Mineralisation of chloroform mainly to CO2 was observed in a test carried out under anaerobic conditions and using muddy, methanogenic sediments (van Beelen and van Vlaardingen 1993). Half-lives between 2 and 37 days were observed at 20 °C. Mineralisation was also found at lower temperatures (10 °C). No mineralisation occurred in sandy sediment samples, which contained similar amounts of bacteria as the muddy sediments. The presence of organic matter in the muddy sediments seemed to be one important factor driving the mineralisation of chloroform. Another study testing the mineralisation of chloroform with methanogenic sediment samples at 10 °C or 20 °C (van Beelen and van Keulen 1990) came to the same conclusion, that chloroform is mineralised under anaerobic conditions resulting in the production of mainly CO2. The half-lives found in these tests were 10 -14 days at 10 °C and 2.6 days at 20 °C.

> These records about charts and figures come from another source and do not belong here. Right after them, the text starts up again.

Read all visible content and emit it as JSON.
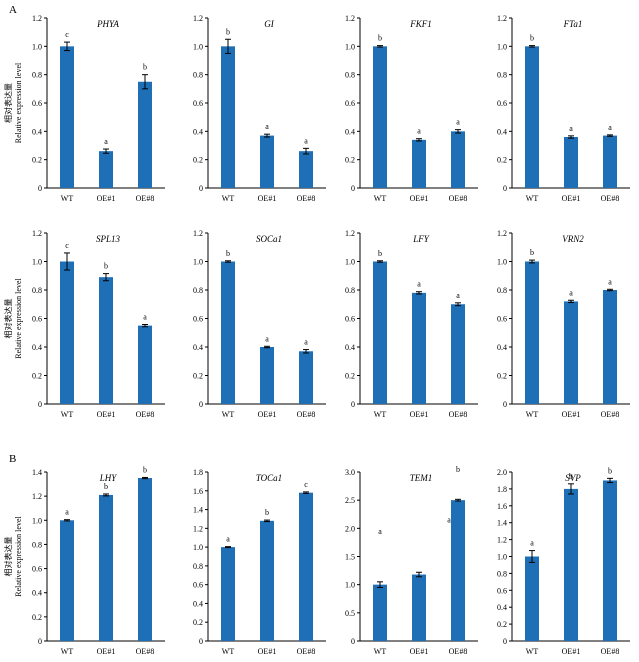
{
  "panel_labels": [
    "A",
    "B"
  ],
  "ylabel": {
    "cn": "相对表达量",
    "en": "Relative expression level"
  },
  "bar_color": "#1f6fb6",
  "chart_data": [
    {
      "type": "bar",
      "title": "PHYA",
      "categories": [
        "WT",
        "OE#1",
        "OE#8"
      ],
      "values": [
        1.0,
        0.26,
        0.75
      ],
      "errors": [
        0.03,
        0.015,
        0.05
      ],
      "letters": [
        "c",
        "a",
        "b"
      ],
      "ylim": [
        0,
        1.2
      ],
      "yticks": [
        "0",
        "0.2",
        "0.4",
        "0.6",
        "0.8",
        "1.0",
        "1.2"
      ]
    },
    {
      "type": "bar",
      "title": "GI",
      "categories": [
        "WT",
        "OE#1",
        "OE#8"
      ],
      "values": [
        1.0,
        0.37,
        0.26
      ],
      "errors": [
        0.05,
        0.01,
        0.02
      ],
      "letters": [
        "b",
        "a",
        "a"
      ],
      "ylim": [
        0,
        1.2
      ],
      "yticks": [
        "0",
        "0.2",
        "0.4",
        "0.6",
        "0.8",
        "1.0",
        "1.2"
      ]
    },
    {
      "type": "bar",
      "title": "FKF1",
      "categories": [
        "WT",
        "OE#1",
        "OE#8"
      ],
      "values": [
        1.0,
        0.34,
        0.4
      ],
      "errors": [
        0.005,
        0.008,
        0.012
      ],
      "letters": [
        "b",
        "a",
        "a"
      ],
      "ylim": [
        0,
        1.2
      ],
      "yticks": [
        "0",
        "0.2",
        "0.4",
        "0.6",
        "0.8",
        "1.0",
        "1.2"
      ]
    },
    {
      "type": "bar",
      "title": "FTa1",
      "categories": [
        "WT",
        "OE#1",
        "OE#8"
      ],
      "values": [
        1.0,
        0.36,
        0.37
      ],
      "errors": [
        0.005,
        0.008,
        0.005
      ],
      "letters": [
        "b",
        "a",
        "a"
      ],
      "ylim": [
        0,
        1.2
      ],
      "yticks": [
        "0",
        "0.2",
        "0.4",
        "0.6",
        "0.8",
        "1.0",
        "1.2"
      ]
    },
    {
      "type": "bar",
      "title": "SPL13",
      "categories": [
        "WT",
        "OE#1",
        "OE#8"
      ],
      "values": [
        1.0,
        0.89,
        0.55
      ],
      "errors": [
        0.06,
        0.025,
        0.008
      ],
      "letters": [
        "c",
        "b",
        "a"
      ],
      "ylim": [
        0,
        1.2
      ],
      "yticks": [
        "0",
        "0.2",
        "0.4",
        "0.6",
        "0.8",
        "1.0",
        "1.2"
      ]
    },
    {
      "type": "bar",
      "title": "SOCa1",
      "categories": [
        "WT",
        "OE#1",
        "OE#8"
      ],
      "values": [
        1.0,
        0.4,
        0.37
      ],
      "errors": [
        0.005,
        0.005,
        0.012
      ],
      "letters": [
        "b",
        "a",
        "a"
      ],
      "ylim": [
        0,
        1.2
      ],
      "yticks": [
        "0",
        "0.2",
        "0.4",
        "0.6",
        "0.8",
        "1.0",
        "1.2"
      ]
    },
    {
      "type": "bar",
      "title": "LFY",
      "categories": [
        "WT",
        "OE#1",
        "OE#8"
      ],
      "values": [
        1.0,
        0.78,
        0.7
      ],
      "errors": [
        0.005,
        0.008,
        0.01
      ],
      "letters": [
        "b",
        "a",
        "a"
      ],
      "ylim": [
        0,
        1.2
      ],
      "yticks": [
        "0",
        "0.2",
        "0.4",
        "0.6",
        "0.8",
        "1.0",
        "1.2"
      ]
    },
    {
      "type": "bar",
      "title": "VRN2",
      "categories": [
        "WT",
        "OE#1",
        "OE#8"
      ],
      "values": [
        1.0,
        0.72,
        0.8
      ],
      "errors": [
        0.01,
        0.008,
        0.005
      ],
      "letters": [
        "b",
        "a",
        "a"
      ],
      "ylim": [
        0,
        1.2
      ],
      "yticks": [
        "0",
        "0.2",
        "0.4",
        "0.6",
        "0.8",
        "1.0",
        "1.2"
      ]
    },
    {
      "type": "bar",
      "title": "LHY",
      "categories": [
        "WT",
        "OE#1",
        "OE#8"
      ],
      "values": [
        1.0,
        1.21,
        1.35
      ],
      "errors": [
        0.005,
        0.008,
        0.005
      ],
      "letters": [
        "a",
        "b",
        "b"
      ],
      "ylim": [
        0,
        1.4
      ],
      "yticks": [
        "0",
        "0.2",
        "0.4",
        "0.6",
        "0.8",
        "1.0",
        "1.2",
        "1.4"
      ]
    },
    {
      "type": "bar",
      "title": "TOCa1",
      "categories": [
        "WT",
        "OE#1",
        "OE#8"
      ],
      "values": [
        1.0,
        1.28,
        1.58
      ],
      "errors": [
        0.005,
        0.008,
        0.008
      ],
      "letters": [
        "a",
        "b",
        "c"
      ],
      "ylim": [
        0,
        1.8
      ],
      "yticks": [
        "0",
        "0.2",
        "0.4",
        "0.6",
        "0.8",
        "1.0",
        "1.2",
        "1.4",
        "1.6",
        "1.8"
      ]
    },
    {
      "type": "bar",
      "title": "TEM1",
      "categories": [
        "WT",
        "OE#1",
        "OE#8"
      ],
      "values": [
        1.0,
        1.18,
        2.5
      ],
      "errors": [
        0.05,
        0.04,
        0.015
      ],
      "letters": [
        "a",
        "",
        "b"
      ],
      "letter_positions": [
        1.9,
        null,
        3.0
      ],
      "extra_letter": {
        "index": 2,
        "text": "a",
        "value": 2.1
      },
      "ylim": [
        0,
        3.0
      ],
      "yticks": [
        "0",
        "0.5",
        "1.0",
        "1.5",
        "2.0",
        "2.5",
        "3.0"
      ]
    },
    {
      "type": "bar",
      "title": "SVP",
      "categories": [
        "WT",
        "OE#1",
        "OE#8"
      ],
      "values": [
        1.0,
        1.8,
        1.9
      ],
      "errors": [
        0.07,
        0.06,
        0.025
      ],
      "letters": [
        "a",
        "b",
        "b"
      ],
      "ylim": [
        0,
        2.0
      ],
      "yticks": [
        "0",
        "0.2",
        "0.4",
        "0.6",
        "0.8",
        "1.0",
        "1.2",
        "1.4",
        "1.6",
        "1.8",
        "2.0"
      ]
    }
  ]
}
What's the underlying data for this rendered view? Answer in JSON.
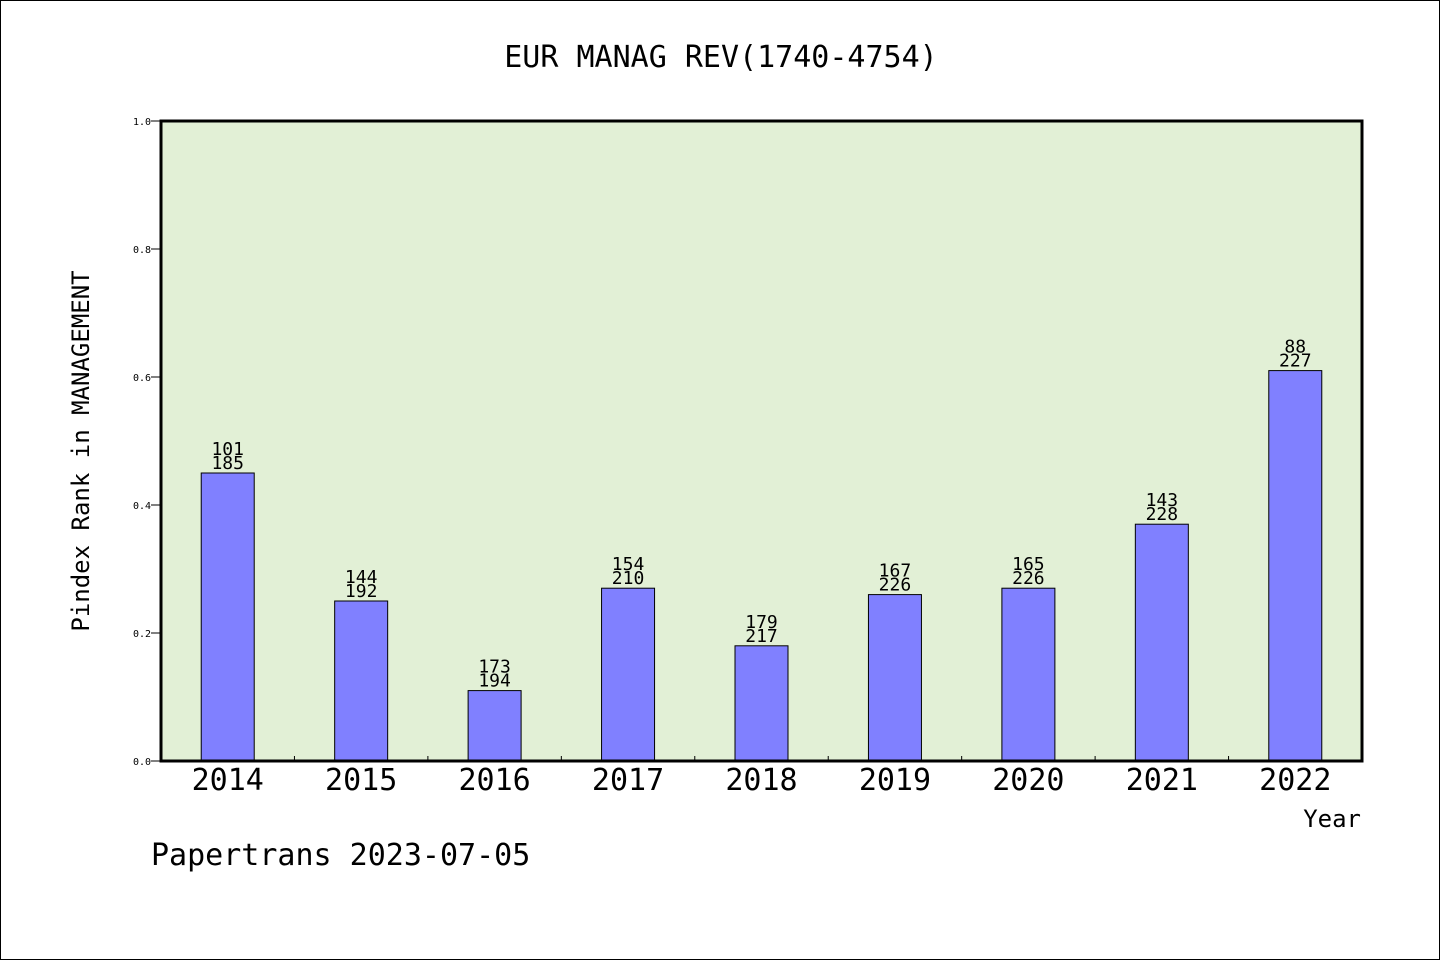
{
  "chart_data": {
    "type": "bar",
    "title": "EUR MANAG REV(1740-4754)",
    "xlabel": "Year",
    "ylabel": "Pindex Rank in MANAGEMENT",
    "footer": "Papertrans 2023-07-05",
    "ylim": [
      0,
      1.0
    ],
    "yticks": [
      "0.0",
      "0.2",
      "0.4",
      "0.6",
      "0.8",
      "1.0"
    ],
    "categories": [
      "2014",
      "2015",
      "2016",
      "2017",
      "2018",
      "2019",
      "2020",
      "2021",
      "2022"
    ],
    "values": [
      0.45,
      0.25,
      0.11,
      0.27,
      0.18,
      0.26,
      0.27,
      0.37,
      0.61
    ],
    "rank_labels": [
      "101",
      "144",
      "173",
      "154",
      "179",
      "167",
      "165",
      "143",
      "88"
    ],
    "total_labels": [
      "185",
      "192",
      "194",
      "210",
      "217",
      "226",
      "226",
      "228",
      "227"
    ],
    "bar_color": "#8080ff",
    "plot_background": "#e2f0d6",
    "grid": false
  }
}
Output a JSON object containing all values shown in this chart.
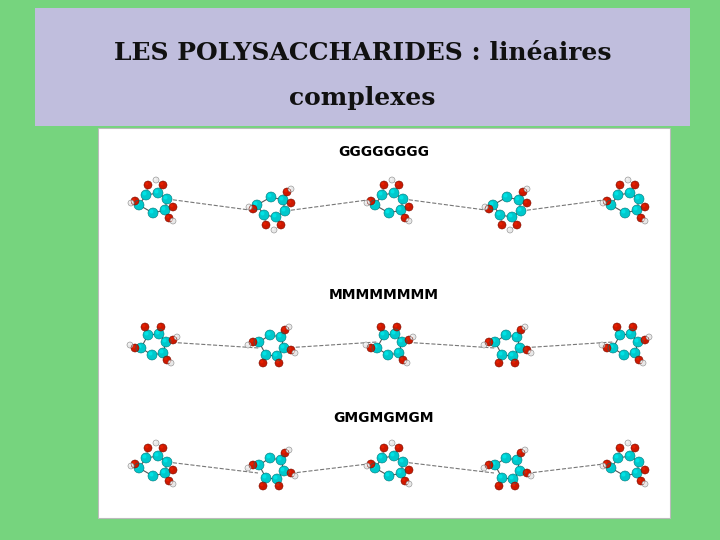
{
  "bg_color": "#76d47e",
  "header_bg": "#c0bedd",
  "content_bg": "#ffffff",
  "title_line1": "LES POLYSACCHARIDES : linéaires",
  "title_line2": "complexes",
  "title_color": "#111111",
  "title_fontsize": 18,
  "label1": "GGGGGGGG",
  "label2": "MMMMMMMM",
  "label3": "GMGMGMGM",
  "label_fontsize": 10,
  "label_color": "#000000",
  "fig_width": 7.2,
  "fig_height": 5.4,
  "dpi": 100,
  "teal": "#00c8cc",
  "red": "#cc1800",
  "white_h": "#e8e8e8",
  "bond": "#999999",
  "dark_bond": "#666666"
}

In conclusion, mineralisation of chloroform is likely to take place under environmental conditions in the anaerobic part of sediments with half-lives in the range of approximately 15 days. The most important degradation product is CO2. However, because no mineralisation occurred in the sandy sediment samples, it can be expected that chloroform may pass the sandy sediments of infiltrating rivers, thus polluting the groundwater.